3. Si osserva, infine, che le restanti censure di merito sono fondate alla luce delle precisazioni illustrate da questa Corte nel sindacato di numerose pronunce sorrette dal medesimo percorso argomentativo, a cui si intende dare continuità. Come già evidenziato in casi sovrapponibili a quello in esame (cfr. ord. nn. 22598/24, 22588/24, 10225/24, 36351/22, 30163/22), la statuizione incorre negli altri errores denunciati, che attengono alla violazione e alla falsa applicazione della regola di diritto vigente in tema di prescrizione. Secondo la giurisprudenza consolidata di questa Corte il diritto alla rivalutazione contributiva, di cui all’art. 13, co .8, L. n.257/1992, autonomo rispetto al diritto a pensione, è assoggettato a prescrizione decennale, « con decorrenza dal momento in cui l’interessato abbia avuto conoscenza o potesse avere conoscenza del fatto di essere stato esposto oltre soglia ad amianto, durante le proprie lavorazioni » (Cass. 26935/2018 ed anche Cass. n. 2856/2017 e n.2351/2015). Nella fattispecie tipizzata dalla legge, la consapevolezza o la conoscibilità si palesano, perciò,
indispensabili al fine di individuare il termine di decorrenza della prescrizione del diritto vantato (cfr. Cass. n.25779/2023) e devono essere positivamente e puntualmente accertate.

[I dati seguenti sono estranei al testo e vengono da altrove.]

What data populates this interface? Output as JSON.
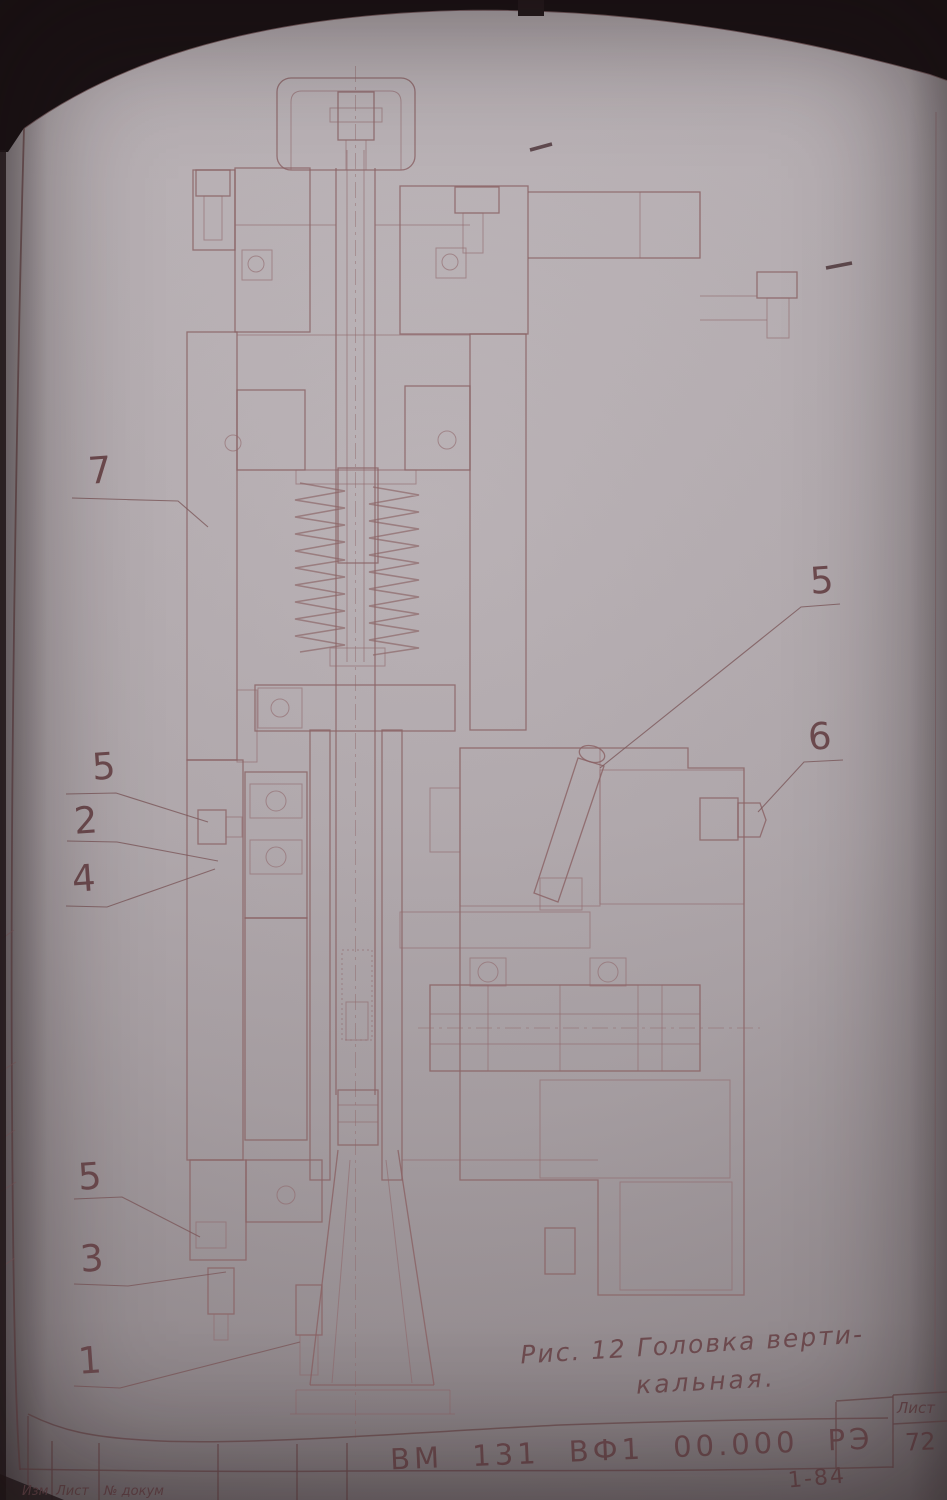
{
  "document": {
    "document_number": "ВМ 131 ВФ1  00.000 РЭ",
    "sheet_label": "Лист",
    "sheet_number": "72",
    "edition_mark": "1-84"
  },
  "figure": {
    "caption_line1": "Рис. 12  Головка верти-",
    "caption_line2": "кальная.",
    "callouts": [
      "7",
      "5",
      "2",
      "4",
      "5",
      "6",
      "5",
      "3",
      "1"
    ]
  },
  "title_block": {
    "revision_columns": [
      "Изм",
      "Лист",
      "№ докум"
    ]
  },
  "colors": {
    "paper": "#b4acb0",
    "ink": "#8a6264",
    "handwriting": "#6d4b4f",
    "background": "#120d0e"
  }
}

Per tutto quanto innanzi, ha errato, pertanto, la Corte territoriale nell’identificare recisamente il dies a quo della prescrizione nella data del pensionamento, profilo di per sé sprovvisto di valenza significativa ai fini della rigorosa verifica imposta dalla legge in ordine al bagaglio cognitivo dell’interessato. Come traspare dal menzionato brano della impugnata sentenza, la pronuncia costruisce un processo di automatica inferenza logica, senza alcuna valutazione in concreto di quella consapevolezza o di quella conoscibilità che configurano presupposti imprescindibili della fattispecie delineata dalla legge (si vedano le pronunce richiamate in ord. 7446/2024, già del 2022 -n.36561, 36102, 30172, 30163). Né, per come innanzi visto, sull’elemento della consapevolezza o della conoscibilità, forniscono utili elementi di valutazione i richiami al dato puro e semplice della cessazione del rapporto lavorativo.

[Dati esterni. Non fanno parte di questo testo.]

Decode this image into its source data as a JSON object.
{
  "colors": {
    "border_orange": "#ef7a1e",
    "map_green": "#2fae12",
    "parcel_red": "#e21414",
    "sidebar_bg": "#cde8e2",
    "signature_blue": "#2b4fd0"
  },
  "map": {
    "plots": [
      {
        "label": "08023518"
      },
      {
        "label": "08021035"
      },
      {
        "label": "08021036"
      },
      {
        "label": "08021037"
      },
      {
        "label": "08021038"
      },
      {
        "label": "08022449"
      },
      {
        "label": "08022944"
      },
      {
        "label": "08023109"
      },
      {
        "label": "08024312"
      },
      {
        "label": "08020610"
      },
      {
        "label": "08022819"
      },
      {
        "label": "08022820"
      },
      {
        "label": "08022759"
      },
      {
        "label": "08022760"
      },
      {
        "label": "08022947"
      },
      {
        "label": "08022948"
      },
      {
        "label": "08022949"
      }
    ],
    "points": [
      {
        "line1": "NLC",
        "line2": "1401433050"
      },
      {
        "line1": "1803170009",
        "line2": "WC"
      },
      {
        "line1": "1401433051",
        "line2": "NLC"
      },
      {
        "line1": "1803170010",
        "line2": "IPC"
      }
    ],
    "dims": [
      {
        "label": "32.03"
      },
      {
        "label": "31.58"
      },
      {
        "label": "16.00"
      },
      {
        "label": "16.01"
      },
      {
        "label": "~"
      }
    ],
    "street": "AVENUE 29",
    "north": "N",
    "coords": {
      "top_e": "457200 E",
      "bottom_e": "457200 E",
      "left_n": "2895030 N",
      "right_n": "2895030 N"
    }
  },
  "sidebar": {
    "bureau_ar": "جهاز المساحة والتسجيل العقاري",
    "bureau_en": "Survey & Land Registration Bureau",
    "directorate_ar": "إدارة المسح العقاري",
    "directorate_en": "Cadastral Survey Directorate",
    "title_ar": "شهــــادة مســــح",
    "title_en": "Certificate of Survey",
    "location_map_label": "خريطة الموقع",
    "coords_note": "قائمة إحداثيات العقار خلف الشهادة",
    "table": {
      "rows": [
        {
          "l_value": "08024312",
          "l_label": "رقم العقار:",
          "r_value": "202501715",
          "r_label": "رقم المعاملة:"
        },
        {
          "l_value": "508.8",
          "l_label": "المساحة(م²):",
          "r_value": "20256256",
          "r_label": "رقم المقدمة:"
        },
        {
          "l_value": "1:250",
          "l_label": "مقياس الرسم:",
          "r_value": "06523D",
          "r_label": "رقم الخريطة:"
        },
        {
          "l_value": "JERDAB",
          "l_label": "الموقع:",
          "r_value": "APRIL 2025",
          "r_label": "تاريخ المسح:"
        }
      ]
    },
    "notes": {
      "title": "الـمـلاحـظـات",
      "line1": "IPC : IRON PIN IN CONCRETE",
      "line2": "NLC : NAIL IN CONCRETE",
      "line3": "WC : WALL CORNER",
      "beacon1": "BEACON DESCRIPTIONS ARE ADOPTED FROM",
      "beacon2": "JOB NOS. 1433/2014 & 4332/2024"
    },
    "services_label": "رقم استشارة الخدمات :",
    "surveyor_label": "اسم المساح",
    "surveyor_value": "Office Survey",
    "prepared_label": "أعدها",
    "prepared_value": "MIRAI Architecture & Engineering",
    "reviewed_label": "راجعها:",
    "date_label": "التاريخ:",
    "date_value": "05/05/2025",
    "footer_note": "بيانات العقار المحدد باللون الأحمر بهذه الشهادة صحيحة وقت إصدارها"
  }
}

La Corte territoriale non si è attenuta ai suddetti principi ed ha fatto coincidere il dies a quo di decorrenza della prescrizione con la data del pensionamento, senza svolgere i necessari accertamenti per individuare il momento in cui l’attuale ricorrente avesse o potesse avere acquisito consapevolezza della avvenuta esposizione (nello stesso senso cfr. anche Cass. 23/02/2024 n.4898). Né dalla controparte, rimasta intimata, sono stati formulati rilievi critici che inducano a rimeditare l’orientamento di legittimità espresso.

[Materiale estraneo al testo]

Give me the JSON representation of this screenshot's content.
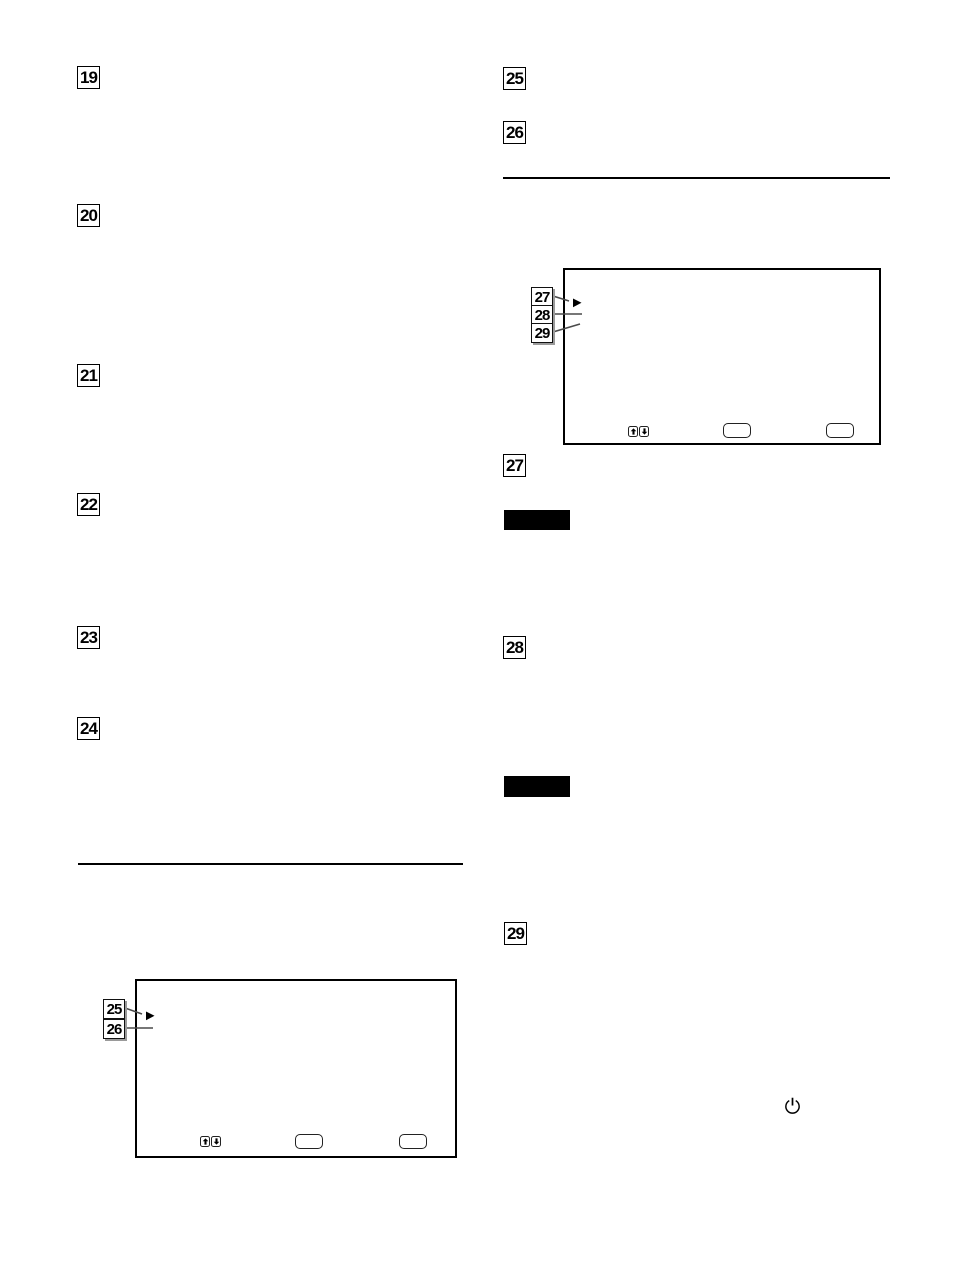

Ne consegue, dando continuità ai principi di diritto enunciati da questa Corte in controversie analoghe, che la sentenza
impugnata deve essere cassata con rinvio restitutorio per un nuovo esame alla medesima Corte d’appello, anche per la regolazione delle spese del giudizio di legittimità.
P.Q.M.
La Corte accoglie il primo motivo di ricorso, assorbiti gli altri, cassa la sentenza impugnata e rinvia, anche per le spese del giudizio di legittimità, alla Corte d’Appello di Potenza.
Così deciso in Roma, il 27 settembre 2024.